Speeding past all other lots was a 1923 Bentley 3 Litre, which sold for £146,300 ($240,074).
After earning its place in history by performing well in races during the 1920s, this rare Bentley is now considered an all-time classic.
Formerly the property of Hugh McCaig, patron of Scotland's Ecurie Ecosse motor racing team, chassis 331 was originally a rakish-looking two-seater but now wears a four-seater Tourer body, reputed to be the work of the legendary Kingsbury, UK-based coachbuilder Vanden Plas.
The final version of the 'Big' Healey 3000 MKIII Phase 2 is an increasingly sought-after model.

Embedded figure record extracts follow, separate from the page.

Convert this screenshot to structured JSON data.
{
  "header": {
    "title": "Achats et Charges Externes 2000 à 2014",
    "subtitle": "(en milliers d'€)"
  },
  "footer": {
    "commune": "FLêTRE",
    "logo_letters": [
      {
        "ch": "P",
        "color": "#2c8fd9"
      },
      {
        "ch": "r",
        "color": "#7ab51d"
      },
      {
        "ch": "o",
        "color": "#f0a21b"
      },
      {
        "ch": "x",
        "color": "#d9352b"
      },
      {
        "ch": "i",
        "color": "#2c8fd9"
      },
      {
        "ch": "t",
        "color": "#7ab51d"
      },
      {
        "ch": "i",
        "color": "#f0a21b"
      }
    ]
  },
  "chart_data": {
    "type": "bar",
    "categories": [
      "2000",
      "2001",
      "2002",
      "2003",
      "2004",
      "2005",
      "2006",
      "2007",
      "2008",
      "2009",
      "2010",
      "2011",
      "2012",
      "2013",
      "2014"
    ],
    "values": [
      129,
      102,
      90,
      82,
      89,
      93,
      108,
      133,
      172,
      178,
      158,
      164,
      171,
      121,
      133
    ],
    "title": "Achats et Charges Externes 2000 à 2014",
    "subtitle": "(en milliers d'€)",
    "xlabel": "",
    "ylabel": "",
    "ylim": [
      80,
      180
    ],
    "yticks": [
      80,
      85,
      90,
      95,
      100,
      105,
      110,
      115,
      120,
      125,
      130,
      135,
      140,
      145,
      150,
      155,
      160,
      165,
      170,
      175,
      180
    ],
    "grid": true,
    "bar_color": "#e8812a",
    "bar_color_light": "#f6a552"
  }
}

Previously restored by expert Nigel Dawes, it was well presented for sale in dark green with neatly flared wheel-arches shielding its Borrani lace wheels.
Once owned by Victor Gauntlett, the one-time chairman and shareholder of Aston Martin Lagonda, it sold for £52,800 ($86,713) - far more than its pre-sale estimate.
With only 240 of these HRGs ever made, examples rarely come to auction anymore.
And what made the delightful 1947 model, owned by the late Olympic cyclist Bob Maitland, even more interesting was that it was sold on behalf of the British Cycling Federation, to whom he left 'JM 7075'. The car eventually made £49,500 ($81,301).
Other sale highlights include the delightful Bentley 4.25 Litre Special reaching £40,150 ($65,932), and the 1968 Ford Escort Twin-Cam which changed hands for £33,000 ($54,186).
This sale proved that auctions can be the best way to get a good price on your unique vehicle, with the 1960 Armstrong Siddeley Star Sapphire sailing over its top estimate to make £33,275 ($54,640).
As other recent sales have shown, the classic car market is strong at the moment, meaning that if you're looking to get involved and invest - and have a great time doing so - then now could be the right time.